In spite of all this diversity, there are some common themes and sounds that describe the noise rock scene centered in the Central and Northwestern parts of the U.S. and neighboring parts of Canada in the late ’80s and ’90s. The guitar tone is jangly and has lots of low end, quite unlike the razory, high gain tone favored by shredders of the day. Bass tones are equally raunchy, with tons of clacking and fuzz. Tempos are right in the headbobbing Goldilocks zone – not too fast, not too slow. Lyrics tended to focus on real-world subject matter of an unpleasant variety. The vocal delivery itself is more snarky than harsh; these bands know something you don’t, and they’ll tease you with your sense of security like a cat plays with a mouse before eating it. Notable bands of this era and mold include Shellac, The Jesus Lizard, and the legendary Cows.
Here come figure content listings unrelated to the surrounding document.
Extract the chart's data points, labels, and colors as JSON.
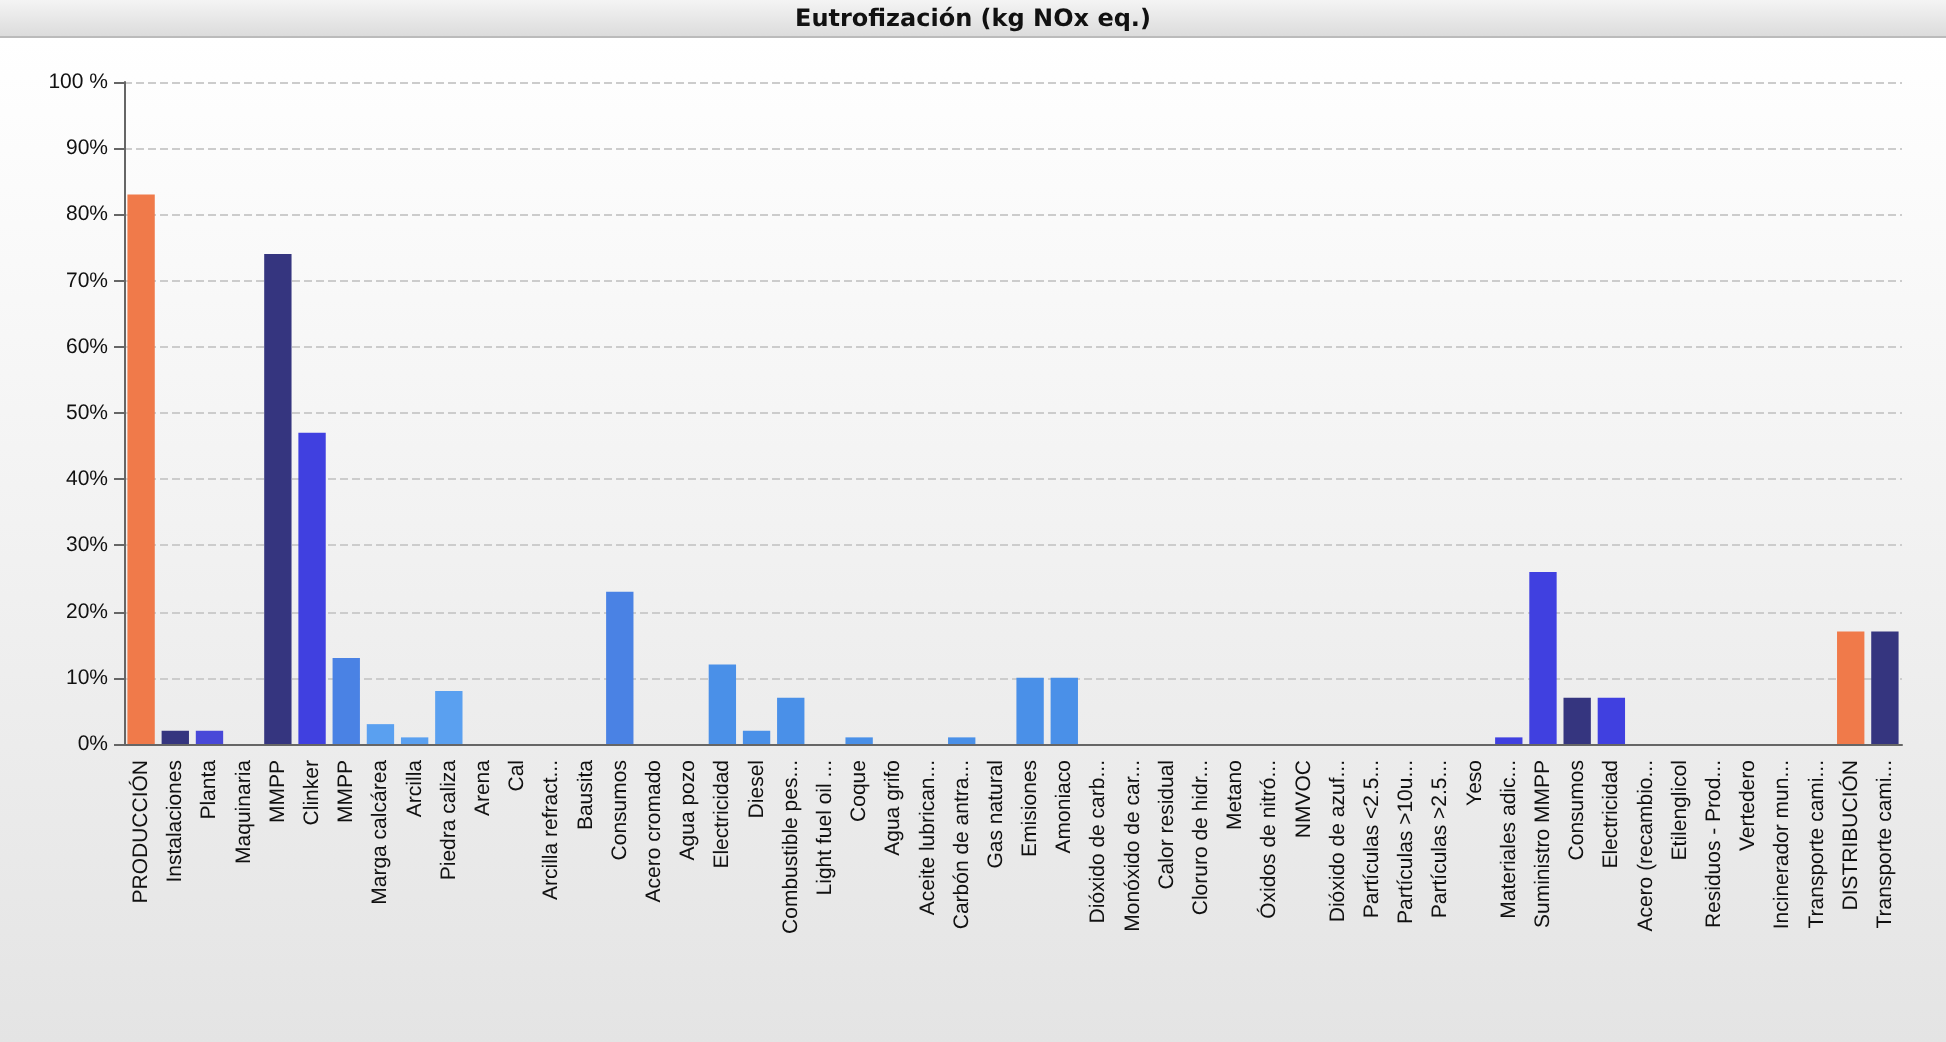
{
  "chart_data": {
    "type": "bar",
    "title": "Eutrofización (kg NOx eq.)",
    "categories": [
      "PRODUCCIÓN",
      "Instalaciones",
      "Planta",
      "Maquinaria",
      "MMPP",
      "Clinker",
      "MMPP",
      "Marga calcárea",
      "Arcilla",
      "Piedra caliza",
      "Arena",
      "Cal",
      "Arcilla refract...",
      "Bausita",
      "Consumos",
      "Acero cromado",
      "Agua pozo",
      "Electricidad",
      "Diesel",
      "Combustible pes...",
      "Light fuel oil ...",
      "Coque",
      "Agua grifo",
      "Aceite lubrican...",
      "Carbón de antra...",
      "Gas natural",
      "Emisiones",
      "Amoniaco",
      "Dióxido de carb...",
      "Monóxido de car...",
      "Calor residual",
      "Cloruro de hidr...",
      "Metano",
      "Óxidos de nitró...",
      "NMVOC",
      "Dióxido de azuf...",
      "Partículas <2.5...",
      "Partículas >10u...",
      "Partículas >2.5...",
      "Yeso",
      "Materiales adic...",
      "Suministro MMPP",
      "Consumos",
      "Electricidad",
      "Acero (recambio...",
      "Etilenglicol",
      "Residuos - Prod...",
      "Vertedero",
      "Incinerador mun...",
      "Transporte cami...",
      "DISTRIBUCIÓN",
      "Transporte cami..."
    ],
    "values": [
      83,
      2,
      2,
      0,
      74,
      47,
      13,
      3,
      1,
      8,
      0,
      0,
      0,
      0,
      23,
      0,
      0,
      12,
      2,
      7,
      0,
      1,
      0,
      0,
      1,
      0,
      10,
      10,
      0,
      0,
      0,
      0,
      0,
      0,
      0,
      0,
      0,
      0,
      0,
      0,
      1,
      26,
      7,
      7,
      0,
      0,
      0,
      0,
      0,
      0,
      17,
      17
    ],
    "colors": [
      "#f07a4a",
      "#35357f",
      "#4848d8",
      "#4848d8",
      "#35357f",
      "#4040e0",
      "#4a82e4",
      "#5aa0f0",
      "#5aa0f0",
      "#5aa0f0",
      "#5aa0f0",
      "#5aa0f0",
      "#5aa0f0",
      "#5aa0f0",
      "#4a82e4",
      "#5aa0f0",
      "#5aa0f0",
      "#4a90e8",
      "#4a90e8",
      "#4a90e8",
      "#4a90e8",
      "#4a90e8",
      "#4a90e8",
      "#4a90e8",
      "#4a90e8",
      "#4a90e8",
      "#4a90e8",
      "#4a90e8",
      "#4a90e8",
      "#4a90e8",
      "#4a90e8",
      "#4a90e8",
      "#4a90e8",
      "#4a90e8",
      "#4a90e8",
      "#4a90e8",
      "#4a90e8",
      "#4a90e8",
      "#4a90e8",
      "#4a90e8",
      "#4040e0",
      "#4040e0",
      "#35357f",
      "#4040e0",
      "#4040e0",
      "#4040e0",
      "#4040e0",
      "#4040e0",
      "#4040e0",
      "#35357f",
      "#f07a4a",
      "#35357f"
    ],
    "ylim": [
      0,
      100
    ],
    "yticks": [
      {
        "value": 0,
        "label": "0%"
      },
      {
        "value": 10,
        "label": "10%"
      },
      {
        "value": 20,
        "label": "20%"
      },
      {
        "value": 30,
        "label": "30%"
      },
      {
        "value": 40,
        "label": "40%"
      },
      {
        "value": 50,
        "label": "50%"
      },
      {
        "value": 60,
        "label": "60%"
      },
      {
        "value": 70,
        "label": "70%"
      },
      {
        "value": 80,
        "label": "80%"
      },
      {
        "value": 90,
        "label": "90%"
      },
      {
        "value": 100,
        "label": "100 %"
      }
    ],
    "grid": "y"
  }
}
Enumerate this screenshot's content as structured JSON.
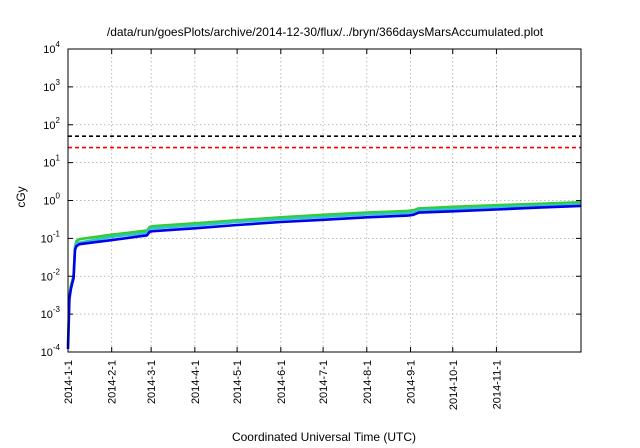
{
  "chart_data": {
    "type": "line",
    "title": "/data/run/goesPlots/archive/2014-12-30/flux/../bryn/366daysMarsAccumulated.plot",
    "xlabel": "Coordinated Universal Time (UTC)",
    "ylabel": "cGy",
    "y_scale": "log",
    "ylim": [
      0.0001,
      10000
    ],
    "y_ticks": [
      {
        "base": "10",
        "exp": "-4",
        "value": 0.0001
      },
      {
        "base": "10",
        "exp": "-3",
        "value": 0.001
      },
      {
        "base": "10",
        "exp": "-2",
        "value": 0.01
      },
      {
        "base": "10",
        "exp": "-1",
        "value": 0.1
      },
      {
        "base": "10",
        "exp": "0",
        "value": 1
      },
      {
        "base": "10",
        "exp": "1",
        "value": 10
      },
      {
        "base": "10",
        "exp": "2",
        "value": 100
      },
      {
        "base": "10",
        "exp": "3",
        "value": 1000
      },
      {
        "base": "10",
        "exp": "4",
        "value": 10000
      }
    ],
    "xlim": [
      "2014-01-01",
      "2014-12-31"
    ],
    "x_ticks": [
      "2014-1-1",
      "2014-2-1",
      "2014-3-1",
      "2014-4-1",
      "2014-5-1",
      "2014-6-1",
      "2014-7-1",
      "2014-8-1",
      "2014-9-1",
      "2014-10-1",
      "2014-11-1"
    ],
    "grid": true,
    "reference_lines": [
      {
        "value": 50,
        "color": "#000000",
        "style": "dashed"
      },
      {
        "value": 25,
        "color": "#ff0000",
        "style": "dashed"
      }
    ],
    "series": [
      {
        "color": "#33cc33",
        "x": [
          "2014-01-01",
          "2014-01-02",
          "2014-01-03",
          "2014-01-04",
          "2014-01-05",
          "2014-01-06",
          "2014-01-07",
          "2014-01-08",
          "2014-01-09",
          "2014-02-01",
          "2014-02-22",
          "2014-02-26",
          "2014-02-28",
          "2014-03-02",
          "2014-04-01",
          "2014-05-01",
          "2014-06-01",
          "2014-07-01",
          "2014-08-01",
          "2014-08-30",
          "2014-09-03",
          "2014-09-07",
          "2014-10-01",
          "2014-11-01",
          "2014-12-01",
          "2014-12-31"
        ],
        "y": [
          0.00015,
          0.003,
          0.0055,
          0.0075,
          0.011,
          0.06,
          0.085,
          0.09,
          0.095,
          0.125,
          0.155,
          0.16,
          0.2,
          0.21,
          0.25,
          0.3,
          0.36,
          0.42,
          0.48,
          0.53,
          0.55,
          0.62,
          0.68,
          0.75,
          0.82,
          0.9
        ]
      },
      {
        "color": "#2ec4c4",
        "x": [
          "2014-01-06",
          "2014-01-07",
          "2014-02-01",
          "2014-02-26",
          "2014-02-28",
          "2014-03-02",
          "2014-04-01",
          "2014-05-01",
          "2014-06-01",
          "2014-07-01",
          "2014-08-01",
          "2014-08-30",
          "2014-09-03",
          "2014-09-07",
          "2014-10-01",
          "2014-11-01",
          "2014-12-01",
          "2014-12-31"
        ],
        "y": [
          0.055,
          0.075,
          0.11,
          0.14,
          0.18,
          0.185,
          0.22,
          0.27,
          0.32,
          0.37,
          0.43,
          0.47,
          0.49,
          0.55,
          0.6,
          0.67,
          0.73,
          0.8
        ]
      },
      {
        "color": "#0000ee",
        "x": [
          "2014-01-01",
          "2014-01-02",
          "2014-01-03",
          "2014-01-04",
          "2014-01-05",
          "2014-01-06",
          "2014-01-07",
          "2014-01-08",
          "2014-01-09",
          "2014-02-01",
          "2014-02-22",
          "2014-02-26",
          "2014-02-28",
          "2014-03-02",
          "2014-04-01",
          "2014-05-01",
          "2014-06-01",
          "2014-07-01",
          "2014-08-01",
          "2014-08-30",
          "2014-09-03",
          "2014-09-07",
          "2014-10-01",
          "2014-11-01",
          "2014-12-01",
          "2014-12-31"
        ],
        "y": [
          0.00012,
          0.0025,
          0.0045,
          0.0065,
          0.009,
          0.05,
          0.063,
          0.066,
          0.07,
          0.09,
          0.115,
          0.12,
          0.15,
          0.155,
          0.185,
          0.225,
          0.27,
          0.31,
          0.36,
          0.4,
          0.42,
          0.48,
          0.52,
          0.58,
          0.65,
          0.72
        ]
      }
    ]
  }
}
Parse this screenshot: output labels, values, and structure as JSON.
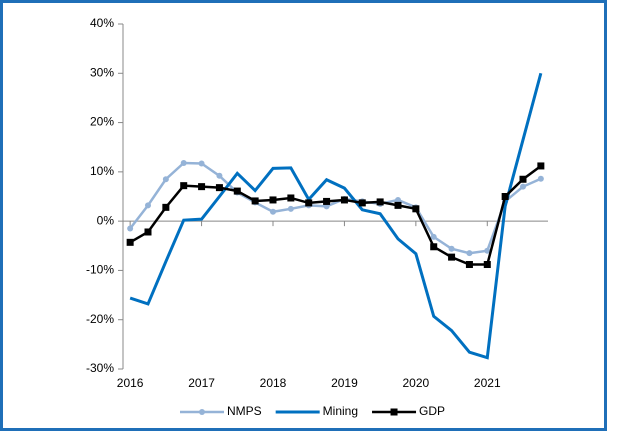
{
  "chart_data": {
    "type": "line",
    "x": [
      2016,
      2016.25,
      2016.5,
      2016.75,
      2017,
      2017.25,
      2017.5,
      2017.75,
      2018,
      2018.25,
      2018.5,
      2018.75,
      2019,
      2019.25,
      2019.5,
      2019.75,
      2020,
      2020.25,
      2020.5,
      2020.75,
      2021,
      2021.25,
      2021.5,
      2021.75
    ],
    "series": [
      {
        "name": "NMPS",
        "color": "#95b3d7",
        "marker": "circle",
        "values": [
          -1.5,
          3.2,
          8.5,
          11.8,
          11.7,
          9.2,
          5.8,
          3.8,
          1.9,
          2.5,
          3.2,
          3.0,
          4.5,
          4.0,
          3.5,
          4.3,
          2.8,
          -3.2,
          -5.6,
          -6.5,
          -6.0,
          4.0,
          7.0,
          8.6
        ]
      },
      {
        "name": "Mining",
        "color": "#0070c0",
        "marker": "none",
        "values": [
          -15.6,
          -16.8,
          -8.2,
          0.2,
          0.4,
          5.0,
          9.7,
          6.2,
          10.7,
          10.8,
          4.4,
          8.4,
          6.7,
          2.3,
          1.5,
          -3.6,
          -6.6,
          -19.3,
          -22.2,
          -26.6,
          -27.7,
          3.0,
          16.5,
          30.0
        ]
      },
      {
        "name": "GDP",
        "color": "#000000",
        "marker": "square",
        "values": [
          -4.3,
          -2.2,
          2.8,
          7.2,
          7.0,
          6.8,
          6.1,
          4.1,
          4.3,
          4.7,
          3.7,
          4.0,
          4.3,
          3.7,
          3.9,
          3.2,
          2.5,
          -5.2,
          -7.3,
          -8.8,
          -8.8,
          5.0,
          8.5,
          11.2
        ]
      }
    ],
    "xlim": [
      2015.9,
      2021.85
    ],
    "xticks": [
      2016,
      2017,
      2018,
      2019,
      2020,
      2021
    ],
    "ylim": [
      -30,
      40
    ],
    "yticks": [
      {
        "value": -30,
        "label": "-30%"
      },
      {
        "value": -20,
        "label": "-20%"
      },
      {
        "value": -10,
        "label": "-10%"
      },
      {
        "value": 0,
        "label": "0%"
      },
      {
        "value": 10,
        "label": "10%"
      },
      {
        "value": 20,
        "label": "20%"
      },
      {
        "value": 30,
        "label": "30%"
      },
      {
        "value": 40,
        "label": "40%"
      }
    ],
    "legend": "bottom"
  }
}
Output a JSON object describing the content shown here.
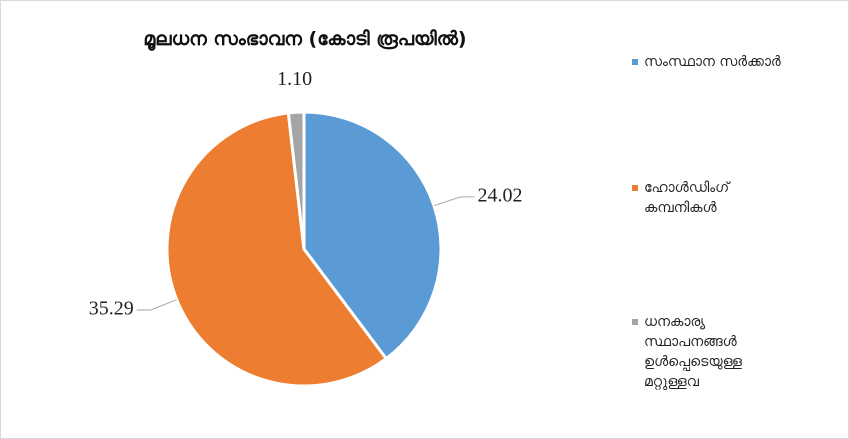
{
  "chart_data": {
    "type": "pie",
    "title": "മൂലധന സംഭാവന (കോടി രൂപയിൽ)",
    "categories": [
      "സംസ്ഥാന സർക്കാർ",
      "ഹോൾഡിംഗ് കമ്പനികൾ",
      "ധനകാര്യ സ്ഥാപനങ്ങൾ ഉൾപ്പെടെയുള്ള മറ്റുള്ളവ"
    ],
    "values": [
      24.02,
      35.29,
      1.1
    ],
    "value_labels": [
      "24.02",
      "35.29",
      "1.10"
    ],
    "colors": [
      "#5b9bd5",
      "#ed7d31",
      "#a5a5a5"
    ],
    "legend": "right"
  }
}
Overall, the goal of this music is to make the listener uncomfortable. If hardcore punk is the sound of violence in the streets, and heavy metal is the sound of Satan or Middle Earth or whatever, noise rock is the sound of a lonely middle class breadwinner suffocating from the oppressive blandness of their suburban environment while a junkie dies screaming in the garage.
I’ll close this piece with a dump of bands that have elements of both metal and noise rock. Hearing these should offer context for the most direct inspiration behind bands like Ken Mode, of which I predict there will be more in the near future; personally, I’m looking forward to the New Wave of American Noise Metal. If you want to explore old-school noise rock more thoroughly, check out the discographies of the record labels Amphetamine Reptile (Melvins, Today Is The Day, Helmet), Touch And Go (Shellac, Die Kreuzen, Don Caballero), and Sub Pop (Sonic Youth, Codeine, Dinosaur Jr., some band called Nirvana), or the absurdly long list of bands recorded by Steve Albini. If you dweebs like this article, sometime soon I’ll write another about the flourishing modern noise rock scene and therefore actually include some Youtube links of music from after the year 2000. Flush on, hombres.